The answer the New Testament has, which is not compatible with life on earth, is to somehow lose our interest in a comfortable, secure, and serene life and desire a difficult and unpleasant life. Sure, I can already hear the response: “This author must be wacky.”

This is where Christ’s ways are not our ways. What we modern Christians desire is comfort and an easy life. The Christian poor don’t have an easy life. That is the reason Jesus teaches in James 4:4, “Has not God chosen those who are poor in the eyes of the world to be rich in faith and to inherit the kingdom he promised those who love him?” The criteria in this tough verse teaches that poverty is not a bad thing, and having impeccable faith is essential; and last but not least, to love God with our whole heart, soul, mind, and strength. Having untarnished faith and that type of Godly love will override any earthly desire to have comfort, security, etc. Of course, they must and can only be displayed by obedience to New Testament commands and not only by our mouths.

If one million people who claimed to be Christians were asked a two-part question—if they love God, and if they obey New Testament commands—most likely, the vast majority would say yes to both questions. The reason is that many Christians are knowingly or unknowingly fooling themselves about what is needed for salvation. Most believe that accepting Jesus Christ as their Savior is what is needed for salvation, and possibly going to church. That is where the pernicious problem lies that has plagued the church since day one, and possibly why thinking of the afterlife is not a popular subject.

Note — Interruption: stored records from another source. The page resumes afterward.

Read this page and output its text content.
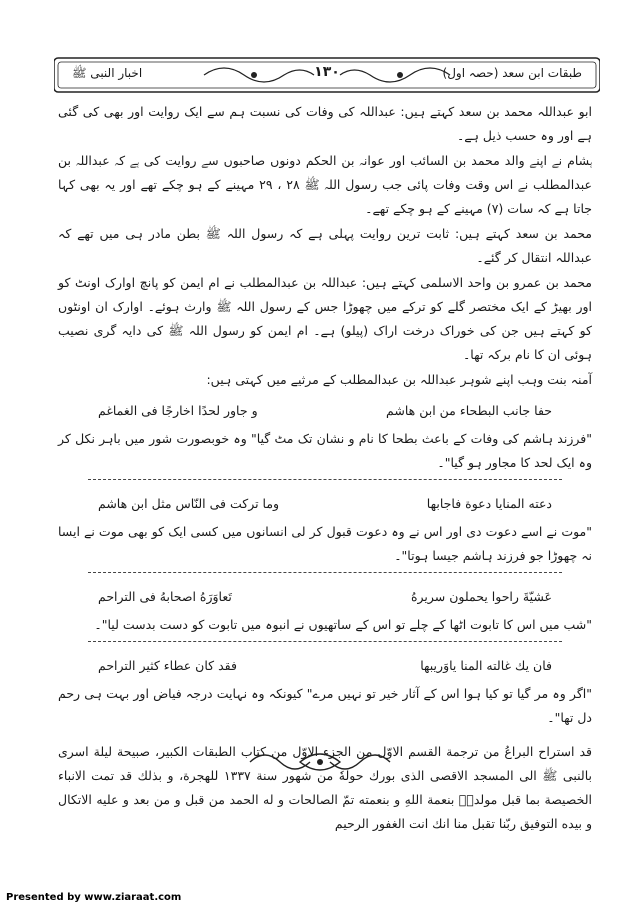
طبقات ابن سعد (حصہ اول)
۱۳۰
اخبار النبی ﷺ

ابو عبداللہ محمد بن سعد کہتے ہیں: عبداللہ کی وفات کی نسبت ہم سے ایک روایت اور بھی کی گئی ہے اور وہ حسب ذیل ہے۔

ہشام نے اپنے والد محمد بن السائب اور عوانہ بن الحکم دونوں صاحبوں سے روایت کی ہے کہ عبداللہ بن عبدالمطلب نے اس وقت وفات پائی جب رسول اللہ ﷺ ۲۸ ، ۲۹ مہینے کے ہو چکے تھے اور یہ بھی کہا جاتا ہے کہ سات (۷) مہینے کے ہو چکے تھے۔

محمد بن سعد کہتے ہیں: ثابت ترین روایت پہلی ہے کہ رسول اللہ ﷺ بطن مادر ہی میں تھے کہ عبداللہ انتقال کر گئے۔

محمد بن عمرو بن واحد الاسلمی کہتے ہیں: عبداللہ بن عبدالمطلب نے ام ایمن کو پانچ اوارک اونٹ کو اور بھیڑ کے ایک مختصر گلے کو ترکے میں چھوڑا جس کے رسول اللہ ﷺ وارث ہوئے۔ اوارک ان اونٹوں کو کہتے ہیں جن کی خوراک درخت اراک (پیلو) ہے۔ ام ایمن کو رسول اللہ ﷺ کی دایہ گری نصیب ہوئی ان کا نام برکہ تھا۔

آمنہ بنت وہب اپنے شوہر عبداللہ بن عبدالمطلب کے مرثیے میں کہتی ہیں:

حفا جانب البطحاء من ابن هاشم
و جاور لحدًا اخارجًا فى الغماغم

"فرزند ہاشم کی وفات کے باعث بطحا کا نام و نشان تک مٹ گیا" وہ خوبصورت شور میں باہر نکل کر وہ ایک لحد کا مجاور ہو گیا"۔

دعته المنايا دعوة فاجابها
وما تركت فى النّاس مثل ابن هاشم

"موت نے اسے دعوت دی اور اس نے وہ دعوت قبول کر لی انسانوں میں کسی ایک کو بھی موت نے ایسا نہ چھوڑا جو فرزند ہاشم جیسا ہوتا"۔

عَشيّةَ راحوا يحملون سريرهُ
تَعاوَرَهُ اصحابهُ فى التراحم

"شب میں اس کا تابوت اٹھا کے چلے تو اس کے ساتھیوں نے انبوہ میں تابوت کو دست بدست لیا"۔

فان يك غالته المنا ياوَريبها
فقد كان عطاء كثير التراحم

"اگر وہ مر گیا تو کیا ہوا اس کے آثار خیر تو نہیں مرے" کیونکہ وہ نہایت درجہ فیاض اور بہت ہی رحم دل تھا"۔

قد استراح البراعُ من ترجمة القسم الاوّل من الجزء الاوّل من كتاب الطبقات الكبير، صبيحة ليلة اسرى بالنبى ﷺ الى المسجد الاقصى الذى بورك حولهٗ من شهور سنة ١٣٣٧ للهجرة، و بذلك قد تمت الانباء الخصيصة بما قبل مولدهٖ بنعمة اللهِ و بنعمته تمّ الصالحات و له الحمد من قبل و من بعد و عليه الاتكال و بيده التوفيق ربّنا تقبل منا انك انت الغفور الرحيم

Presented by www.ziaraat.com
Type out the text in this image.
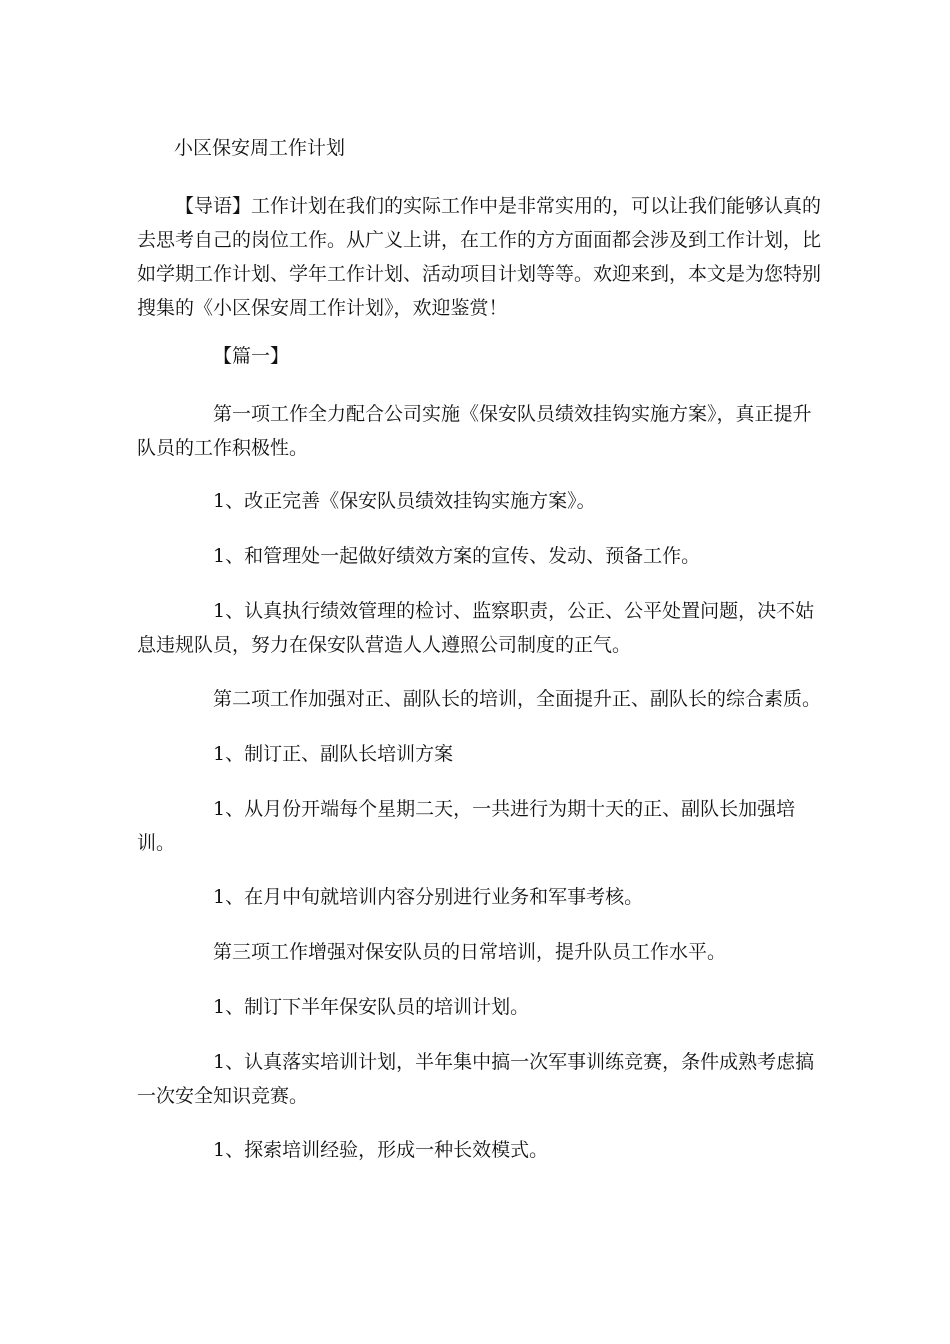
小区保安周工作计划

【导语】工作计划在我们的实际工作中是非常实用的，可以让我们能够认真的去思考自己的岗位工作。从广义上讲，在工作的方方面面都会涉及到工作计划，比如学期工作计划、学年工作计划、活动项目计划等等。欢迎来到，本文是为您特别搜集的《小区保安周工作计划》，欢迎鉴赏！

【篇一】

第一项工作全力配合公司实施《保安队员绩效挂钩实施方案》，真正提升队员的工作积极性。

1、改正完善《保安队员绩效挂钩实施方案》。

1、和管理处一起做好绩效方案的宣传、发动、预备工作。

1、认真执行绩效管理的检讨、监察职责，公正、公平处置问题，决不姑息违规队员，努力在保安队营造人人遵照公司制度的正气。

第二项工作加强对正、副队长的培训，全面提升正、副队长的综合素质。

1、制订正、副队长培训方案

1、从月份开端每个星期二天，一共进行为期十天的正、副队长加强培训。

1、在月中旬就培训内容分别进行业务和军事考核。

第三项工作增强对保安队员的日常培训，提升队员工作水平。

1、制订下半年保安队员的培训计划。

1、认真落实培训计划，半年集中搞一次军事训练竞赛，条件成熟考虑搞一次安全知识竞赛。

1、探索培训经验，形成一种长效模式。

Christians who are living mostly for this life are doing nothing but wasting their lives. The only way we can be certain that we are not wasting our lives is to work/live for Something/Someone who is eternal.

Also, Christians who subconsciously or otherwise believe they are going to live only once should/could disregard what the Bible teaches, if they haven’t already.

There are not many more than three LEGITIMATE reasons why genuine Christians do not desire to immediately depart from this world: A) When one has people who depend on him/her exclusively for financial support; B) When a person has young children to raise and support; and C) When it is more important to continue to do the work that Christ started, and at that time forgo the joyful thought of leaving this godless world in the near future.

One thing must be emphatically mentioned: Regardless of how bad things may be, taking one’s own life is not acceptable. And besides, if anyone is as gung-ho as this author is in exposing false teachings, they will know of the money-hungry religious leaders who would want to help you on your immediate departure (would give anything for your neck).

The apostle Paul is speaking in this passage: Philippians 1:21-24. “For to me, to live is Christ and to die is gain . . . Yet what should I choose? I do not know! I am torn between the two: I desire to depart and be with Christ, which is better by far; but it is more necessary for you that I remain in the body.”

For more Biblical information on death, click on post # 265: “Death and its Implications.” Go to

In closing: It is a crying shame that the majority of what is written in this post may fall on deaf ears. PLEASE NOTE: Ignoring what is written herein could be an eternal death notice for all who claim to be Christians, regardless of their stature or prominence in their church or community.